Like humans, horses usually have bodyweight fluctuations at specific periods of their lives. Due to the scarcity of forage in winter, many horses lose weight and regain it in summer. However, a horse that experiences weight gain or loss without any specific reason may be having health problems. For instance, losing weight without any reason may be as a result of dental issues.
Having a good knowledge of your horse’s average weight will help monitor the seasonal changes it experiences. So it’ll be easier to identify issues if there are unusual changes in your horse.
The Weight of a Foal
A healthy foal usually weighs about ten percent of their mother’s weight, regardless of the breed. This standard weight exempts unusually small or unusually large foals, but averagely, it’s a decent standard to note when measuring the weight of a foal. Even if the father is bigger or smaller than the mother, the foal’s weight is always relative to only its mother’s weight.
The average weight of a quarter horse foal at birth is about 68 kilograms (150 pounds), compared to its mother, which is about 680 kilograms (1,500 pounds). A first-time mare typically gives birth to a smaller foal. However, a foal that weighs significantly lower than ten percent of its mother’s weight is likely to have birth problems or be premature. Twin foals are often born below the average weight (if alive after birth) and may be prone to death due to this low birth weight.
What’s the Weight of My Horse?
Several horse breeds have a weight range acceptable in their breed standards, giving room for bone and muscle mass.
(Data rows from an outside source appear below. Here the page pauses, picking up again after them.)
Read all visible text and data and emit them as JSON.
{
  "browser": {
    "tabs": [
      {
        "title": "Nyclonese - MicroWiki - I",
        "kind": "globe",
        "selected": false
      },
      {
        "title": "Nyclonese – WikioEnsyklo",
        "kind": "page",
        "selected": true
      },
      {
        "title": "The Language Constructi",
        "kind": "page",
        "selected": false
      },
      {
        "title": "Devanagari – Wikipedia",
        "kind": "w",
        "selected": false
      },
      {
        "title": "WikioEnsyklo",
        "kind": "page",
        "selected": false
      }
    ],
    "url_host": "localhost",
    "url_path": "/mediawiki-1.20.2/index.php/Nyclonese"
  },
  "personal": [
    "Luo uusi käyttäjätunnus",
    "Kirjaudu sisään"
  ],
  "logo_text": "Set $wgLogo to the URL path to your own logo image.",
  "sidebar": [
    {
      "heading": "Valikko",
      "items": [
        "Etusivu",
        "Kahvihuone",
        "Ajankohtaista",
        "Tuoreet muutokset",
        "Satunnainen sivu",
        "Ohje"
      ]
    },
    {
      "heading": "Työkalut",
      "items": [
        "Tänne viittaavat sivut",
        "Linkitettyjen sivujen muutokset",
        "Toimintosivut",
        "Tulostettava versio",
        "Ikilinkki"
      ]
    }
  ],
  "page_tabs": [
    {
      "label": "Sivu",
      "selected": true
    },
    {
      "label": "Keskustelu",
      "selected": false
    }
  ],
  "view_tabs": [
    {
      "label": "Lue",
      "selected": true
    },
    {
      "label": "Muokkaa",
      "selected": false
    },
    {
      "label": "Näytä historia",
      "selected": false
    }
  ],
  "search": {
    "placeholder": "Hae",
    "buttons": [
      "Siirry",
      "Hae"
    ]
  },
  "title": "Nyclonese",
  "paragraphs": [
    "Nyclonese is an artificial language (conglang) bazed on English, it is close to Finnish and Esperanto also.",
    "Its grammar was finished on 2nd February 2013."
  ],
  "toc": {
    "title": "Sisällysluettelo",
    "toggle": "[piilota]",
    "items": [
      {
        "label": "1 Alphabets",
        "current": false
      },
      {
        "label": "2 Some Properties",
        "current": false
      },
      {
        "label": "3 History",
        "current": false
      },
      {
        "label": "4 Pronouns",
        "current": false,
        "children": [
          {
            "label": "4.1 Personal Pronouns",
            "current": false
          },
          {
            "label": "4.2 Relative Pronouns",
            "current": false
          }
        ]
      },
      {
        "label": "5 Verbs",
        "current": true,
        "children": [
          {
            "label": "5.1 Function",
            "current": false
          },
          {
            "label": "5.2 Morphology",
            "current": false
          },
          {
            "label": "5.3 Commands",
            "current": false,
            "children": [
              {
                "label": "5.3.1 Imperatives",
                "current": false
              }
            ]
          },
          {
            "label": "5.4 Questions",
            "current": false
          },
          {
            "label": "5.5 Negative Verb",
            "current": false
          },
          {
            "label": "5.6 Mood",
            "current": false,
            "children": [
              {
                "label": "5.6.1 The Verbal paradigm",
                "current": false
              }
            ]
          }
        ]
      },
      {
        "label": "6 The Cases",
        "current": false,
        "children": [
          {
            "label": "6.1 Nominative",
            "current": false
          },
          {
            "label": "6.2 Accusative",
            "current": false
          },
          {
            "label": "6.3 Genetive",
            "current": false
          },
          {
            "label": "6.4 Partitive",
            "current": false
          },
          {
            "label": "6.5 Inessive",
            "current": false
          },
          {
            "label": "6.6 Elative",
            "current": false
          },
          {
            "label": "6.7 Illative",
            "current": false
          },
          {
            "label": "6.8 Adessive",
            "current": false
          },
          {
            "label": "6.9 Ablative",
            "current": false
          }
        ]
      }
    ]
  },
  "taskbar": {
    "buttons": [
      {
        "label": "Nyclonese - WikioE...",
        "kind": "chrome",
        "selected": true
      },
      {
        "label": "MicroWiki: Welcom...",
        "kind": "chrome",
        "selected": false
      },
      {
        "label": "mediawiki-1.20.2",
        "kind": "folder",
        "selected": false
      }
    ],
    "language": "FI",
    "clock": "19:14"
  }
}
A fifteen-hand high thoroughbred will weigh significantly less than a fifteen-hand high draft horse on reasonable grounds. One has less bone and muscle mass than the other.
Some Popular Horse Breed Weights
Bear in mind that these are broad averages, with some horses weighing less or more according to their muscle mass, size, and general fitness.
- Thoroughbred: 400 to 600 kilograms (880 to 1,300 pounds)
- Quarter Horse: 455 to 590 kilograms (1,000 to 1,300 pounds)
- Clydesdale: 860 to 910 kilograms (1,800 to 2,000 pounds)
- Miniature Horse: 90 to 225 kilograms (198 to 496 pounds)
- Shire Horse: 800 to 1,100 kilograms (1,800 to 2,400 pounds)
- Arabian: 360 to 450 kilograms (800 to 1,000 pounds)
Sampson was the heaviest horse in the world, weighing 1,524 kilograms (3,360 pounds). He’s the tallest horse in history, as he was 21.2 hands high.
The world’s lightest horse alive is Thumbelina, weighing only 25 kilograms (57 pounds).
Einstein was the smallest and lightest foal, weighing only 2.7 kilograms (6 pounds) at birth.
Shetland ponies are the most energetic horse breed respective to their size. Despite their tiny size, they can carry twice as much weight. It’s not advisable to put the additional burden on them, as it may result in health complications.
An average horse’s head corresponds to ten percent of its body weight.